O Central é um dos elos do sistema penitenciário nacional. As facções criminosas nasceram dentro do sistema penitenciário como uma maneira de sobrevivência dos apenados. Elas se aperfeiçoaram e começaram a operar fora dos presídios. E hoje o seu poder rivaliza com o do Estado. Por exemplo: o Primeiro Comando da Capital (PCC), de São Paulo, e o Comando Vermelho (CV), do Rio de Janeiro, organizações criminosos pioneiras que nasceram nas  prisões de Rio/SP. Eles serviram de modelo a todas as outras que existem no Brasil, inclusive as gaúchas. Há um vasto material disponível na internet sobre essas organizações.

Essa é a realidade. Cada vez que a polícia prende um criminoso em início de carreira – a grande maioria – está fornecendo um novo soldado para as facções criminosas, porque ele terá que se filiar a uma delas no sistema penitenciário para sobreviver. E sairá da cadeia como um bandido mais qualificado e irá se envolver nos grandes assaltos, tipo essas quadrilhas que roubam caixas eletrônicos. Tudo isso que escrevi não é novidade. Há dezenas de relatórios das autoridades alertando para isso. Centenas de reportagens nos jornais, eu mesmo já fiz muitas delas. No início da semana, conversei com religiosos – padres e pastores – que dão assistência espiritual aos encarcerados sobre a realidade dos presos no Brasil. Foram esses religiosos que me alertaram para o fato de a questão estar fora da agenda dos candidatos e das redações.  Também conversei com pessoas da Justiça e delegados. O pensamento deles vai na mesma direção que a dos religiosos.

Daí vem a pergunta. Se cada centavo investido no aperfeiçoamento do sistema de segurança acaba, indiretamente, beneficiando as facções criminosos, por qual motivo os candidatos e as redações não defendem investimentos maciços no bem-estar da massa carcerária? O motivo é simples: o candidato é porque não dá voto defender o bem-estar de criminosos presos.
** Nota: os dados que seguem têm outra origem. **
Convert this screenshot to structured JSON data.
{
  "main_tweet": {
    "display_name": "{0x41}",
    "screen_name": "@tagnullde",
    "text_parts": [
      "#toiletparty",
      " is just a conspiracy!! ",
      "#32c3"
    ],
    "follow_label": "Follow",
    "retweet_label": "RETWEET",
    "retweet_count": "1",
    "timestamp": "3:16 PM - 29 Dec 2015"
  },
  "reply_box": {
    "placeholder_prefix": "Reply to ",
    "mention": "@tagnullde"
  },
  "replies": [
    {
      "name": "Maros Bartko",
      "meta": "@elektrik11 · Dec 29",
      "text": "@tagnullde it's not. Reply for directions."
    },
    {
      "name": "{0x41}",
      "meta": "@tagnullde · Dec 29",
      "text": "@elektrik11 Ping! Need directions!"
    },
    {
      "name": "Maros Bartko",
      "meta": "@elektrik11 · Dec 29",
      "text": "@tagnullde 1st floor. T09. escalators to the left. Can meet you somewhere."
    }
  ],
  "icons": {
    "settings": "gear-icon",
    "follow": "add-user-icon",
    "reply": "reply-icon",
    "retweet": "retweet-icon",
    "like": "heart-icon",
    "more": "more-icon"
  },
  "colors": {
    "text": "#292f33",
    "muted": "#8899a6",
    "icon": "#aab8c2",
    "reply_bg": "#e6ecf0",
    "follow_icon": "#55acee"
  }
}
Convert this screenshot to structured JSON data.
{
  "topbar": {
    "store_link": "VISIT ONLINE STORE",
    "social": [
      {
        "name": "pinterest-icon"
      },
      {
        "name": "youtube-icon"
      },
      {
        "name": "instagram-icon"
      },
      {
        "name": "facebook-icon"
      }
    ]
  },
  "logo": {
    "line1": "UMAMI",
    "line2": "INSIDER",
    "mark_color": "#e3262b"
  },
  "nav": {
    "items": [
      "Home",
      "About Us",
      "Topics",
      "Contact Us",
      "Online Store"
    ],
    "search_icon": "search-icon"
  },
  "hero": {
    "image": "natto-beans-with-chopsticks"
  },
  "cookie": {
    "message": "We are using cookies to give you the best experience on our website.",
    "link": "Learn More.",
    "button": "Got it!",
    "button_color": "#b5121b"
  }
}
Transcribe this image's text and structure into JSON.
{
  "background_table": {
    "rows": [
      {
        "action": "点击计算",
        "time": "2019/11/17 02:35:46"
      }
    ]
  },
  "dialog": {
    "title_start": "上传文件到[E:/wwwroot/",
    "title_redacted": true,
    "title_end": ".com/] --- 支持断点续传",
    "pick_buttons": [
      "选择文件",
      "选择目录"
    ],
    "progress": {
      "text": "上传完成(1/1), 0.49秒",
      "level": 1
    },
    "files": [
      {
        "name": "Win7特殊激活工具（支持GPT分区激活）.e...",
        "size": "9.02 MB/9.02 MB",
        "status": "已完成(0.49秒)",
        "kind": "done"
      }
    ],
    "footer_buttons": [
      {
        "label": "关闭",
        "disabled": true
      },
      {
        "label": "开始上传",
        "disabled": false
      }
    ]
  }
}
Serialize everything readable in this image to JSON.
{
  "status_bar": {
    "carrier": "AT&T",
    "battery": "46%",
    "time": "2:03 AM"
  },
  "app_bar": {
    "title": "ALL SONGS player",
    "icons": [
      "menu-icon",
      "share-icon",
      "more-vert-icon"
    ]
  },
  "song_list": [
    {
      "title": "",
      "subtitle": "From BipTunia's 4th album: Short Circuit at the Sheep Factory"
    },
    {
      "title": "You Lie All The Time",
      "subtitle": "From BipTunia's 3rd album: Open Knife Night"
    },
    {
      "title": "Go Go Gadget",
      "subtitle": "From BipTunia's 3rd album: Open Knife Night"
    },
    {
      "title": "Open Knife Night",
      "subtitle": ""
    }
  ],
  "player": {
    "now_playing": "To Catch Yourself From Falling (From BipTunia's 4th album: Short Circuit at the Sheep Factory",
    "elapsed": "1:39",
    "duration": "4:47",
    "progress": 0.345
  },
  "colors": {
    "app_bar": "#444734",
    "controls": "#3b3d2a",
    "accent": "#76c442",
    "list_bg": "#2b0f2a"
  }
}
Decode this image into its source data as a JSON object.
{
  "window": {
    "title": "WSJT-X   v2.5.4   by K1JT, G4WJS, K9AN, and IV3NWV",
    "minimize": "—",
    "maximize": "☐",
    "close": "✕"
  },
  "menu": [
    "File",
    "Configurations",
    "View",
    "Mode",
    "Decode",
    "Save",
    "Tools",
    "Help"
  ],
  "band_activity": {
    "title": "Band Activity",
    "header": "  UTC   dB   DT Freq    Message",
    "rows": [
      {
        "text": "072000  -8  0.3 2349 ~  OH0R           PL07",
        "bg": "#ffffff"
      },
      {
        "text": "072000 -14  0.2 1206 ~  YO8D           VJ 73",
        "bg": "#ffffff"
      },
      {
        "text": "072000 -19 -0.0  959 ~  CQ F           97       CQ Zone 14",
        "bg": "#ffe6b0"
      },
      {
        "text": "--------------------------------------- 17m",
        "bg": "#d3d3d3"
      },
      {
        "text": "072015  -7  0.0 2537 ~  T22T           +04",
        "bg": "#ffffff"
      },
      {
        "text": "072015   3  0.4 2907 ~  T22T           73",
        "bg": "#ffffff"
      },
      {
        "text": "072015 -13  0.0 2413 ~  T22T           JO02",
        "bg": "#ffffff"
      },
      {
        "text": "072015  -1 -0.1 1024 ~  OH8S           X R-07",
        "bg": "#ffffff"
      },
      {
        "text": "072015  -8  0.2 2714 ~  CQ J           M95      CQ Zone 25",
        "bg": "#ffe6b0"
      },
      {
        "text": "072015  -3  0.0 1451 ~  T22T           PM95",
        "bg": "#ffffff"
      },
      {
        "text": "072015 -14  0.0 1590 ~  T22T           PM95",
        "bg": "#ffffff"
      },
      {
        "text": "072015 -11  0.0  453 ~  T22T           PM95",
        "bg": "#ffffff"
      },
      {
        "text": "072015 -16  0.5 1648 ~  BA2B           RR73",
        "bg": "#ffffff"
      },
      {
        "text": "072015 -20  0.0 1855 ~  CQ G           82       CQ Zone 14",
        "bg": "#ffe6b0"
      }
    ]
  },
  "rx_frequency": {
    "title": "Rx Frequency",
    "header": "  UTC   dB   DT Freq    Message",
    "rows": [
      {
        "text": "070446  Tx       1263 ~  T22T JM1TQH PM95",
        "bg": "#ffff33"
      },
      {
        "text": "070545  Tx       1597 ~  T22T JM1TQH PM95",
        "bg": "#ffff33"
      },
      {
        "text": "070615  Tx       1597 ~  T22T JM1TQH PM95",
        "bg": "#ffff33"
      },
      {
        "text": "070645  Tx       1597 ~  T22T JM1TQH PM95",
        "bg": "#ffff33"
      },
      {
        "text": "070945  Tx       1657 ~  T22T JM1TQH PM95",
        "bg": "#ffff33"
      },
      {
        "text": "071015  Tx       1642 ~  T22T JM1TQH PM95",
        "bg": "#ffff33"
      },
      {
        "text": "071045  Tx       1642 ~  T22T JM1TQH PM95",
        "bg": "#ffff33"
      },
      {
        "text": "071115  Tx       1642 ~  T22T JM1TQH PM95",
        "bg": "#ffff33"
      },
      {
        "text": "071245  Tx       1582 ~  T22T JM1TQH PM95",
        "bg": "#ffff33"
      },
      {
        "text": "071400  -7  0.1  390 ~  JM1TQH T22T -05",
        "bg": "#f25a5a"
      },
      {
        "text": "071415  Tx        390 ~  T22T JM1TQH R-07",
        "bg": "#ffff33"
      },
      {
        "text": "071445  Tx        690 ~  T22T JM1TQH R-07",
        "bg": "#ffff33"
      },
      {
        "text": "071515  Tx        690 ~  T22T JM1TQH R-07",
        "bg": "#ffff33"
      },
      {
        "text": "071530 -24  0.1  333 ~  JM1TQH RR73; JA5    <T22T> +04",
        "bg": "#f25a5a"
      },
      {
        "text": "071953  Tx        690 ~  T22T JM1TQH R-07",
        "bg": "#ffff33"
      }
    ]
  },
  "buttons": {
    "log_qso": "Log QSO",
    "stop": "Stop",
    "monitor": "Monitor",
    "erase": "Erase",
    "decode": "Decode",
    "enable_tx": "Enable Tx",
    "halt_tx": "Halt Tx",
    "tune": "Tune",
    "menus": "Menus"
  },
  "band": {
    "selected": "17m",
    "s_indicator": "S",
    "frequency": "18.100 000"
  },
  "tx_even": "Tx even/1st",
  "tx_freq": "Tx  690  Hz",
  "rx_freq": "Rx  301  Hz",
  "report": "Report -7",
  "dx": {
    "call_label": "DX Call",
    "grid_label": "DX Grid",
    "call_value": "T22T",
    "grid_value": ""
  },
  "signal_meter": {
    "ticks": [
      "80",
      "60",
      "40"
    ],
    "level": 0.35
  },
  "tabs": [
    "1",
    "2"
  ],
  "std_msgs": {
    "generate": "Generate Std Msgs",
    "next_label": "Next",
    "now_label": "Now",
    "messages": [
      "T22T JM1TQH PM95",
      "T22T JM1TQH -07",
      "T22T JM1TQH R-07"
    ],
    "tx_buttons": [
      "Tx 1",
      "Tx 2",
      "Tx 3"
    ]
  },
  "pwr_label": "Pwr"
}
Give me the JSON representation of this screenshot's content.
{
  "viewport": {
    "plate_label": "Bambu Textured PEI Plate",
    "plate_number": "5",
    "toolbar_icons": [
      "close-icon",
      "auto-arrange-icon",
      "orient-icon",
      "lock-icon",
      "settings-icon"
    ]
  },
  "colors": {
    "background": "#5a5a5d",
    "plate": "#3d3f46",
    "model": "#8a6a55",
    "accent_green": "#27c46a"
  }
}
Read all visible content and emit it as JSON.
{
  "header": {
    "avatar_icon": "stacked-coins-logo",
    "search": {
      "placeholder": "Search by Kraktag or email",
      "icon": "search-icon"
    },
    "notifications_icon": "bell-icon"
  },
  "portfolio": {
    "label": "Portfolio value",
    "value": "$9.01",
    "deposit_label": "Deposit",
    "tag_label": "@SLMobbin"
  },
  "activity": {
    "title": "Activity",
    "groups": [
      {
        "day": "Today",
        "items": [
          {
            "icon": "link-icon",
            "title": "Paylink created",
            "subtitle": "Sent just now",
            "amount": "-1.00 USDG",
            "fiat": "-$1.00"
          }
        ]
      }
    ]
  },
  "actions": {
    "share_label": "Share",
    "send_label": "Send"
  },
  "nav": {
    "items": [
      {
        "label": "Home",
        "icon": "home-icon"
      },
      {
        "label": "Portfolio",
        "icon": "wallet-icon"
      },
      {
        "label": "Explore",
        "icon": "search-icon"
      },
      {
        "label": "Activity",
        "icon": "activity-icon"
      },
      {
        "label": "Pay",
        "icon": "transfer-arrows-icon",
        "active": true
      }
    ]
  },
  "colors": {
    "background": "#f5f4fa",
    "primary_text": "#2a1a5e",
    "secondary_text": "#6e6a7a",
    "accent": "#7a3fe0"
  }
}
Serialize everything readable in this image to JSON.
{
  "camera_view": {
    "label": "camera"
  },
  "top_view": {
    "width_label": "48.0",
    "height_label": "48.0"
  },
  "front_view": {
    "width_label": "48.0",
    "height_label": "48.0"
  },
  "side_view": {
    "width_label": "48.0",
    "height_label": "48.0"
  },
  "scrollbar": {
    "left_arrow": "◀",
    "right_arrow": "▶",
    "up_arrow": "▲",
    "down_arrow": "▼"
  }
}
Nas redações, há duas posições extremas. A dos meios de comunicação que pregam a máxima  “bandido bom é bandido morto”, portanto, quanto mais sacrificado for o cotidianos deles, é melhor para todo mundo. E a das redações comprometidas com jornalismo sério que deixaram o assunto fora da pauta por negligência. Uma negligência que irá ajudar no êxodo de leitores.   Sou um velho repórter, eu tenho 68 anos e 40 de profissão, sendo que 35 deles foram vivendo dentro de redação. Sei como as coisas funcionam. Deixar a população carcerária de fora da agenda é um erro. Simples assim.